For more information on airline bassinet policies, check out the fantastic kids travel blog Traveling With Kids

  • andrea


    While we loved using the bassinet on our last flight with it we were on an older plane with only the main screens for entertainment and the bassinet was right below it and the light from the screen was on her face the entire time, it was not good!

    • Nicola

      Great point, I haven’t encountered that yet – sounds very annoying!

  • Jo addison


    Great article – a bassinet makes the long flight so much easier.

  • bavariansojourn


    Some great tips there! It really does make all the difference getting a bassinet doesn’t it?

  • Siuling


    Just wanted to add that the bassinet size seems to differ on different airlines- I found that it was significantly smaller on China Airlines than on Qantas. Perhaps Asian babies are generally smaller in size than Western babies?

    • Nicola

      That’s a very good point. It can also vary on the same airline depending on the aircraft model!

  • ellekhayess


    Hi Nicola, very helpful article thanks! My baby will be about 10 months old when we fly from HK to London – do you think the Cathay bassinetts will be much too small by then?

    • Nicola

      I squashed my 1 year old in there so you should be ok.. have a search through the Cathay flight reviews and you should see a pic of her in the bassinet. I think she weighed about 10.5kg at the time. Happy flying!

  • Michele Charles


    Nic, very useful! One question – Why the bulkhead seat/ bassinet in particular?

    • Nicola

      Hey Mich, it depends on the age of your baby. If you’re flying with an airline that offers a bassinet or car seat style bassinet then those are located in the bulkhead. Not all airlines offer them but certainly BA, Virgin, Cathay, Qantas etc do. It just gives you that extra place to put the baby so they’re not on you the entire flight and also extra storage. Unfortunately only a few airlines offer the ‘car seat’ style e.g. BA & Virgin and they are more suited to older babies and very useful for those that don’t fit in the traditional box style. If you can try to get the bulkhead bassinet seat then you know you’re at least in with a chance of getting a bassinet as they can’t put it up anywhere else. However, it is on a limited basis with younger babies getting priority. I still like the legroom of the bulkhead too – gives babies a good place to crawl around, even if they do tell you off!

  • jpy


    who did you fly with that picture? thats a huge bassinet!! most are ~70cm long

    • Nicola

      That’s a good old British Airways one!

  • Ullas


    Good Article , but a quick question.

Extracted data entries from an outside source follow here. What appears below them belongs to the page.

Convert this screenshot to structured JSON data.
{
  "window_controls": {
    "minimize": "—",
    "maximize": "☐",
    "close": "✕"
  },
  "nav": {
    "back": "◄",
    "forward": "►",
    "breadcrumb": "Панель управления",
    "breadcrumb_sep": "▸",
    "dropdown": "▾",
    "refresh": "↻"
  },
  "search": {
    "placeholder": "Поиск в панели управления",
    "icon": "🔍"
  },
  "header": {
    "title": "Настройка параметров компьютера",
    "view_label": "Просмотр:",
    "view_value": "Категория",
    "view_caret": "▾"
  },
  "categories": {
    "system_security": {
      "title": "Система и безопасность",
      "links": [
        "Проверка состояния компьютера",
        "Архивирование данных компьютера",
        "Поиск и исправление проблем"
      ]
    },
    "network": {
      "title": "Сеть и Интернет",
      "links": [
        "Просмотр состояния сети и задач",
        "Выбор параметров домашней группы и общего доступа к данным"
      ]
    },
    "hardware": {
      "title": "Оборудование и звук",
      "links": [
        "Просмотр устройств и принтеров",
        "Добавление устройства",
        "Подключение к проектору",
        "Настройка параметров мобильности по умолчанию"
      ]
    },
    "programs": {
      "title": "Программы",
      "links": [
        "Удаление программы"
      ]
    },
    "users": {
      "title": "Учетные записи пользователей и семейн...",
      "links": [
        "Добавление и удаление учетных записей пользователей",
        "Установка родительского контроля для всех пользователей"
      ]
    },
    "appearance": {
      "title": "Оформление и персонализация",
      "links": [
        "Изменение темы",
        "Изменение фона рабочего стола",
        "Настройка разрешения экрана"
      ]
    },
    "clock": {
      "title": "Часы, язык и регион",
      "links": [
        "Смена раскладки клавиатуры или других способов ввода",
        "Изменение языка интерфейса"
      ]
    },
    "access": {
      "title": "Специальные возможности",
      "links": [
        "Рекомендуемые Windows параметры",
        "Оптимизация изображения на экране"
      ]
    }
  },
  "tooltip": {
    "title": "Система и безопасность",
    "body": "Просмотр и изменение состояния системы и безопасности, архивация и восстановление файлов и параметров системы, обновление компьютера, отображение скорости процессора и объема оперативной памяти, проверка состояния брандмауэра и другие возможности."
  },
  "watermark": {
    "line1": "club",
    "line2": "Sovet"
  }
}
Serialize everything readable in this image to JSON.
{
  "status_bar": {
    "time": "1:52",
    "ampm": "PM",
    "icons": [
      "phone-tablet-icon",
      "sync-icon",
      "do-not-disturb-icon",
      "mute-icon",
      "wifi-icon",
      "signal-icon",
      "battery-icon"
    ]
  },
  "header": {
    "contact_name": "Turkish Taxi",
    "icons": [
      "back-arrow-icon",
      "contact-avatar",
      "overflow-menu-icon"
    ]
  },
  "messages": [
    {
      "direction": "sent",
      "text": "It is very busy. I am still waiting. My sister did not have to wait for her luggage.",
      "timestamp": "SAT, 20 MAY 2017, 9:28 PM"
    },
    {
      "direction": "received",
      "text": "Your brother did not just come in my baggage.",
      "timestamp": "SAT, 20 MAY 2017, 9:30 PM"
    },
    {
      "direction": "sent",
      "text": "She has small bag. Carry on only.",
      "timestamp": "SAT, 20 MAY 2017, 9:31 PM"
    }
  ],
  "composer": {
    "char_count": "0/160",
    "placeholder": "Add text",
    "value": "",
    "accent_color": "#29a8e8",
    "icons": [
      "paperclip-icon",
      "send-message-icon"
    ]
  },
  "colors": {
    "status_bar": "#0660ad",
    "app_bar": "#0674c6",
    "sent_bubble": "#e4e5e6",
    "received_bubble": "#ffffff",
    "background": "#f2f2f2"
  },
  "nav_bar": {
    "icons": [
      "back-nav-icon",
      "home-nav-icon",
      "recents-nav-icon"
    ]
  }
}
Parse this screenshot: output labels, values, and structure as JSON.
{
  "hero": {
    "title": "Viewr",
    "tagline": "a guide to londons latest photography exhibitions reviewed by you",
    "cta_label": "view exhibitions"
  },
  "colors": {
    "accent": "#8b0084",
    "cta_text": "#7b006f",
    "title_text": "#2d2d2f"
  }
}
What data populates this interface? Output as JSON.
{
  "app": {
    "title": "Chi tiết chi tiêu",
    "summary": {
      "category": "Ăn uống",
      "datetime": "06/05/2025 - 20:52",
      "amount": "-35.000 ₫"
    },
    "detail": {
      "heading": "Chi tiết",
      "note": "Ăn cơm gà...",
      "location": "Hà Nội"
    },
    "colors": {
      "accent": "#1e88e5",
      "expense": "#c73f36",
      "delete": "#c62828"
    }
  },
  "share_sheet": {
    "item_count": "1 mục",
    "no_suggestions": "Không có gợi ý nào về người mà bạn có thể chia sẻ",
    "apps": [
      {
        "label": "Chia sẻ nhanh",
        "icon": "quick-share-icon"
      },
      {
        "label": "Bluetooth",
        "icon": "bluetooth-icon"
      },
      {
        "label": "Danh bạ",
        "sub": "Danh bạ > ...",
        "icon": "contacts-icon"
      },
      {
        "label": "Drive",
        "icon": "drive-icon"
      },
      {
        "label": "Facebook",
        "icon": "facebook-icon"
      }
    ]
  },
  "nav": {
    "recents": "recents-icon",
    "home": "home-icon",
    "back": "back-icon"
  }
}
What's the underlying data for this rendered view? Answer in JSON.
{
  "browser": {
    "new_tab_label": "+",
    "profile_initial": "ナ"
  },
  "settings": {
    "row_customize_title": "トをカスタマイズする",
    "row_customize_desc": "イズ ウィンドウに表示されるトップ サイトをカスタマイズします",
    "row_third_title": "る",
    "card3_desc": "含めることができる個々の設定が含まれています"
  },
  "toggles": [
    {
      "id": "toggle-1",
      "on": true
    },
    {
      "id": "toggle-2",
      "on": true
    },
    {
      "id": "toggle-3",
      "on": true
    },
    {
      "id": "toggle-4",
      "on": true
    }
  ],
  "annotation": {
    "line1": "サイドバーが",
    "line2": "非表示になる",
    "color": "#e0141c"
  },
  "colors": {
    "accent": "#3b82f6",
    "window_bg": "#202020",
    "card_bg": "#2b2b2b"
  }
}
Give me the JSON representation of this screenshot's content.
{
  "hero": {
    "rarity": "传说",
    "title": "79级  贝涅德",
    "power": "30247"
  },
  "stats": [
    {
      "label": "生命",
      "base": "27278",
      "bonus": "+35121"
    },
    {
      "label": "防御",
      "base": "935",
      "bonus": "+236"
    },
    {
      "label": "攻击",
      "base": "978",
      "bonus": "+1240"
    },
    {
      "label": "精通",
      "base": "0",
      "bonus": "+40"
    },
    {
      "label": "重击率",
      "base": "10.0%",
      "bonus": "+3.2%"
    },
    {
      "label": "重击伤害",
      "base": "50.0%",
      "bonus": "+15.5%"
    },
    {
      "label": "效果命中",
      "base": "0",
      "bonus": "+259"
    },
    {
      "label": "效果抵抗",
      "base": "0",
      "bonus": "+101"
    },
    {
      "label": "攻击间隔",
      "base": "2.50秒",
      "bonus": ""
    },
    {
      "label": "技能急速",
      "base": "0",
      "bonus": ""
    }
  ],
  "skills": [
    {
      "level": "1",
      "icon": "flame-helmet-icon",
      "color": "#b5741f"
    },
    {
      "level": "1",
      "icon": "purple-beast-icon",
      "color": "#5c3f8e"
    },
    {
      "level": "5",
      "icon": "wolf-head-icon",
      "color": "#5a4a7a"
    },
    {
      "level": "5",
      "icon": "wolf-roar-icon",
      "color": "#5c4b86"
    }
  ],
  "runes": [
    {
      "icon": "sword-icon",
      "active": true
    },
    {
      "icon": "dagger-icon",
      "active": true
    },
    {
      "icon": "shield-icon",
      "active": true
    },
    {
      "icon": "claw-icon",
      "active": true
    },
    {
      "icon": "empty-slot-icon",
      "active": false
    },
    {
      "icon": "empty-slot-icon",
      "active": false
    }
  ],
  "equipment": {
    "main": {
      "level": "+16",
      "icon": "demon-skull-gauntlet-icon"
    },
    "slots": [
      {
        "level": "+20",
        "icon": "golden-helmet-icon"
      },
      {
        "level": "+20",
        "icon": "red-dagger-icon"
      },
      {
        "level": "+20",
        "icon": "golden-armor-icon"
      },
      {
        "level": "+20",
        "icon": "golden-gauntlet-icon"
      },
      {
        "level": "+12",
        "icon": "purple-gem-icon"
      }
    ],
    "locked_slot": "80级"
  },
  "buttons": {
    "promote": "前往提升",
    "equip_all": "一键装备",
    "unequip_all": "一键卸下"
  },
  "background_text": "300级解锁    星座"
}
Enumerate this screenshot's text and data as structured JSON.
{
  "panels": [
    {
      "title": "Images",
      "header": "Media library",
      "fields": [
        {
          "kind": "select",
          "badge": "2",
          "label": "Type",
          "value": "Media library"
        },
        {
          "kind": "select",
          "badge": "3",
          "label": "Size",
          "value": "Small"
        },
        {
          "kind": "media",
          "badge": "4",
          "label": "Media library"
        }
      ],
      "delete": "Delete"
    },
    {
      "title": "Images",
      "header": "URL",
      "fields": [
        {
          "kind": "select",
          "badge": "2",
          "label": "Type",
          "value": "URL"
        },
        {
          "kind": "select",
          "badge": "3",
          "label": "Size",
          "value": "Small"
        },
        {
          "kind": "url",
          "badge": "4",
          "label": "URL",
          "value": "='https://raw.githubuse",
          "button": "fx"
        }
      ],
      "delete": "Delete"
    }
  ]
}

Will the travel agents be able to book the bassinet seat in advance? I contacted one travel agency and they told that all the bassinets are already booked for that date. But when I contacted airlines , they told the book the flight and then make a request to bassinet seat and they will confirm that before 24 hrs of the flight

    • Nicola

      You should be able to book the actual bulkhead seat with the bassinet allocation in front of you. However, the bassinet itself is not allocated until you are onboard (although you should be able to secure it at check in)

  • Jessica Whiting


    We’re traveling on a long haul flight with Air New Zealand with my 18 month old and have booked a bassinet seat. He will be under the 26lbs (11kg) limitation but I’m worried that we;ll get bumped. Do you think we’re stretching our luck trying to book a bassinet seat?

  • Nicole


    hi,great article.
    We are travelling Sydney to London with a 16 month old on BA. Except the plane has three bassinets. Two set of seats which has two seats in front of the bassinet and the other with 3 seats.
    should we rather go for the two or three seater?

    • Nicola

      Hi Nicole
      If you are travelling as two adults + 1 baby I would definitely go for the two seater. Good luck!